Qu'il s'agisse de ces personnes ou des ONG, leur action pour le développement local pour doit s'orienter essentiellement vers la sensibilisation et la formation des populations en tant qu'acteurs privilégiés dans la gestion durable des forêts et dans le développement.

4. Le renforcement des capacités des populations dans la gestion durable des ressources forestières et dans le développement local

L'approche proposée ici est élaborée, non à partir d'un processus expérimenté, mais à partir de l'observation des actions menées en milieu rural, souvent de manière informelle, par des ONG et divers acteurs sociaux oeuvrant de manière individuelle.
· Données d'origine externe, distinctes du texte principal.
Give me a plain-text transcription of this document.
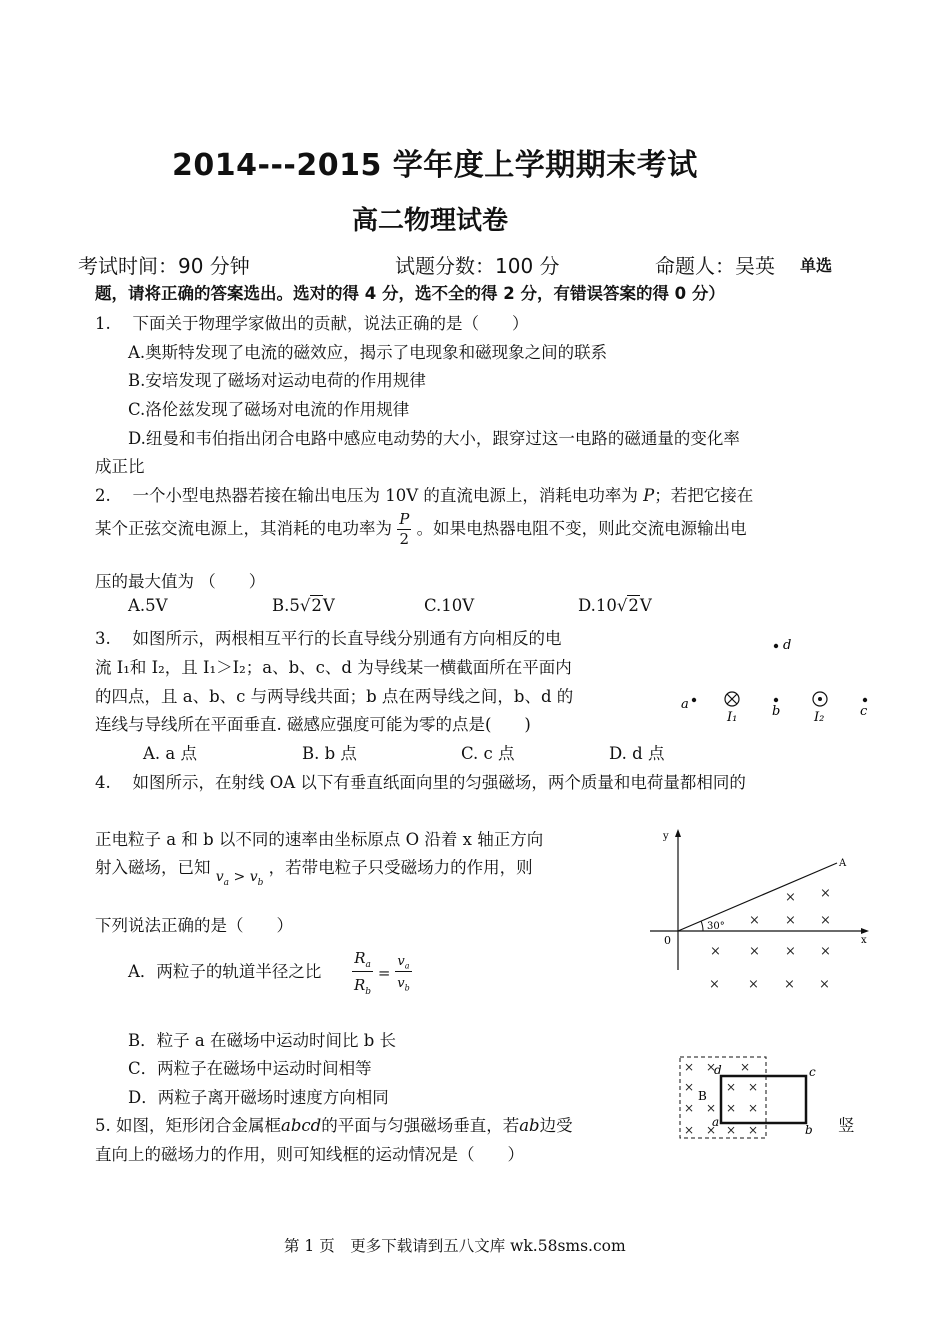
2014---2015 学年度上学期期末考试
高二物理试卷
考试时间：90 分钟	试题分数：100 分	命题人：吴英 单选
题，请将正确的答案选出。选对的得 4 分，选不全的得 2 分，有错误答案的得 0 分）
1.　 下面关于物理学家做出的贡献，说法正确的是（　　）
A.奥斯特发现了电流的磁效应，揭示了电现象和磁现象之间的联系
B.安培发现了磁场对运动电荷的作用规律
C.洛伦兹发现了磁场对电流的作用规律
D.纽曼和韦伯指出闭合电路中感应电动势的大小，跟穿过这一电路的磁通量的变化率
成正比
2.　 一个小型电热器若接在输出电压为 10V 的直流电源上，消耗电功率为 P；若把它接在
某个正弦交流电源上，其消耗的电功率为 $\frac{P}{2}$ 。如果电热器电阻不变，则此交流电源输出电
压的最大值为 （　　）
A.5V	B.5√2V	C.10V	D.10√2V
3.　 如图所示，两根相互平行的长直导线分别通有方向相反的电
流 I₁和 I₂，且 I₁＞I₂；a、b、c、d 为导线某一横截面所在平面内
的四点，且 a、b、c 与两导线共面；b 点在两导线之间，b、d 的
连线与导线所在平面垂直. 磁感应强度可能为零的点是(　　)
A. a 点	B. b 点	C. c 点	D. d 点
d
a
I₁	b	I₂	c
4.　 如图所示，在射线 OA 以下有垂直纸面向里的匀强磁场，两个质量和电荷量都相同的
正电粒子 a 和 b 以不同的速率由坐标原点 O 沿着 x 轴正方向
射入磁场，已知 $_{v_a > v_b}$ ，若带电粒子只受磁场力的作用，则
下列说法正确的是（　　）
A．两粒子的轨道半径之比 $\frac{R_a}{R_b} = \frac{v_a}{v_b}$
B．粒子 a 在磁场中运动时间比 b 长
C．两粒子在磁场中运动时间相等
D．两粒子离开磁场时速度方向相同
y
x
0
A
30°
× ×
× × ×
× × × ×
× × × ×
5. 如图，矩形闭合金属框abcd的平面与匀强磁场垂直，若ab边受	竖
直向上的磁场力的作用，则可知线框的运动情况是（　　）
× × ×
×	× ×
× × × ×
× × × ×
B
d	c
a
b
第 1 页　更多下载请到五八文库 wk.58sms.com
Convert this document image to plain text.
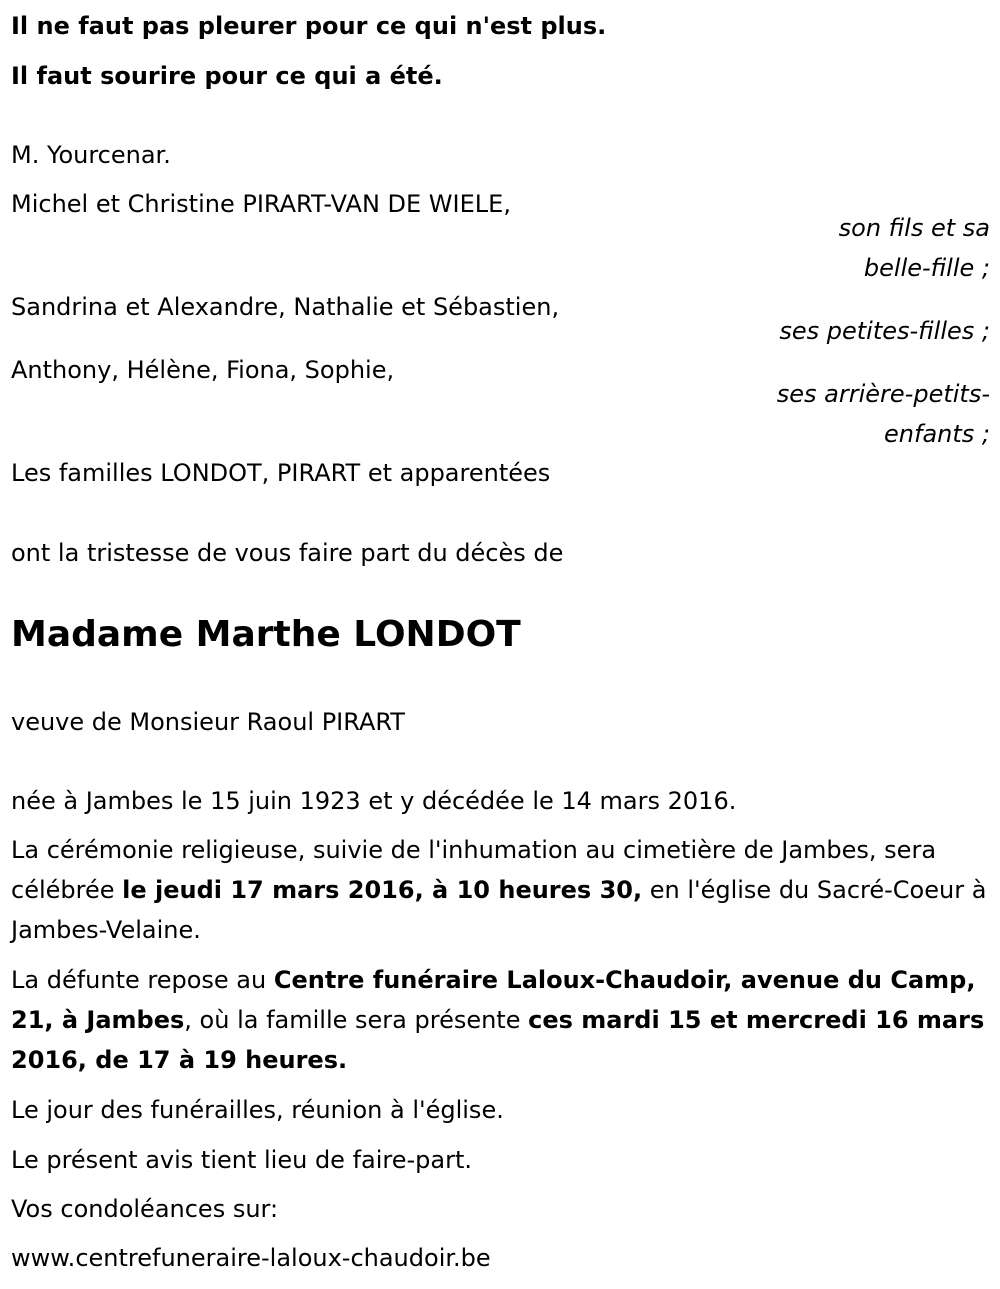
Il ne faut pas pleurer pour ce qui n'est plus.

Il faut sourire pour ce qui a été.

M. Yourcenar.

Michel et Christine PIRART-VAN DE WIELE,

son fils et sa

belle-fille ;

Sandrina et Alexandre, Nathalie et Sébastien,

ses petites-filles ;

Anthony, Hélène, Fiona, Sophie,

ses arrière-petits-

enfants ;

Les familles LONDOT, PIRART et apparentées

ont la tristesse de vous faire part du décès de

Madame Marthe LONDOT

veuve de Monsieur Raoul PIRART

née à Jambes le 15 juin 1923 et y décédée le 14 mars 2016.

La cérémonie religieuse, suivie de l'inhumation au cimetière de Jambes, sera célébrée le jeudi 17 mars 2016, à 10 heures 30, en l'église du Sacré-Coeur à Jambes-Velaine.

La défunte repose au Centre funéraire Laloux-Chaudoir, avenue du Camp, 21, à Jambes, où la famille sera présente ces mardi 15 et mercredi 16 mars 2016, de 17 à 19 heures.

Le jour des funérailles, réunion à l'église.

Le présent avis tient lieu de faire-part.

Vos condoléances sur:

www.centrefuneraire-laloux-chaudoir.be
Cette approche ayant pour objectifs la sensibilisation et la formation des populations se résume dans les cinq phases suivantes:

Phase 1: mise en place des groupes d'appui au développement local (GADL).

Les ONG et les individus oeuvrant pour le développement local sont appelés à accroître leurs propres capacités à soutenir l'action des populations. Ceci devrait se faire au sein des structures opérationnelles d'appui au développement, ou groupes d'appui au développement local (GADL). Ceux-ci doivent être le fait de tous ceux qui, au-delà des objectifs implicites des ONG 5 et des préoccupations individuelles, sont animés par le désir d'apporter un soutien effectif au développement local. Pour être efficaces, les GADL doivent rester autonomes vis-à-vis des structures formelles (étatiques ou privées) existant dans la zone et rester politiquement et religieusement neutres, tout en recherchant le soutien des principales autorités locales (administratives, politiques, religieuses, traditionnelles, etc.).

Phase 2: recensement et hiérarchisation, par les GADL, des problèmes du milieu et des solutions appropriéespour chaque problème.

Cette étape doit s'articuler autour de deux grandes actions: a) le recensement et la hiérarchisation des problèmes du milieu et des besoins exprimés par les populations;b) l'identification et la hiérarchisation des solutions appropriées pour chaque problème identifié.Cette phase, comme les suivantes, implique le renforcement des capacités au sein des GADL.

Phase 3: choix, par les GADL, des méthodes et des moyens de sensibilisation et de formation des populations.

Cette étape se structure également autour de deux actions:a) l'identification des méthodes appropriées de sensibilisation et de formation des populations;b) la recherche des moyens de sensibilisation et de formation des populations.

Phase 4: sensibilisation et formation , par les GADL, des populations sur le terrain.

Le travail de sensibilisation et de formation, réalisé à l'aide des méthodes et des outils simples et adaptés au milieu rural, doit viser à amener les populations à:

Phase 5: participation des populations à la gestion en partenariat des ressources forestières et mise en œuvre des activités pour la conservation et le développement.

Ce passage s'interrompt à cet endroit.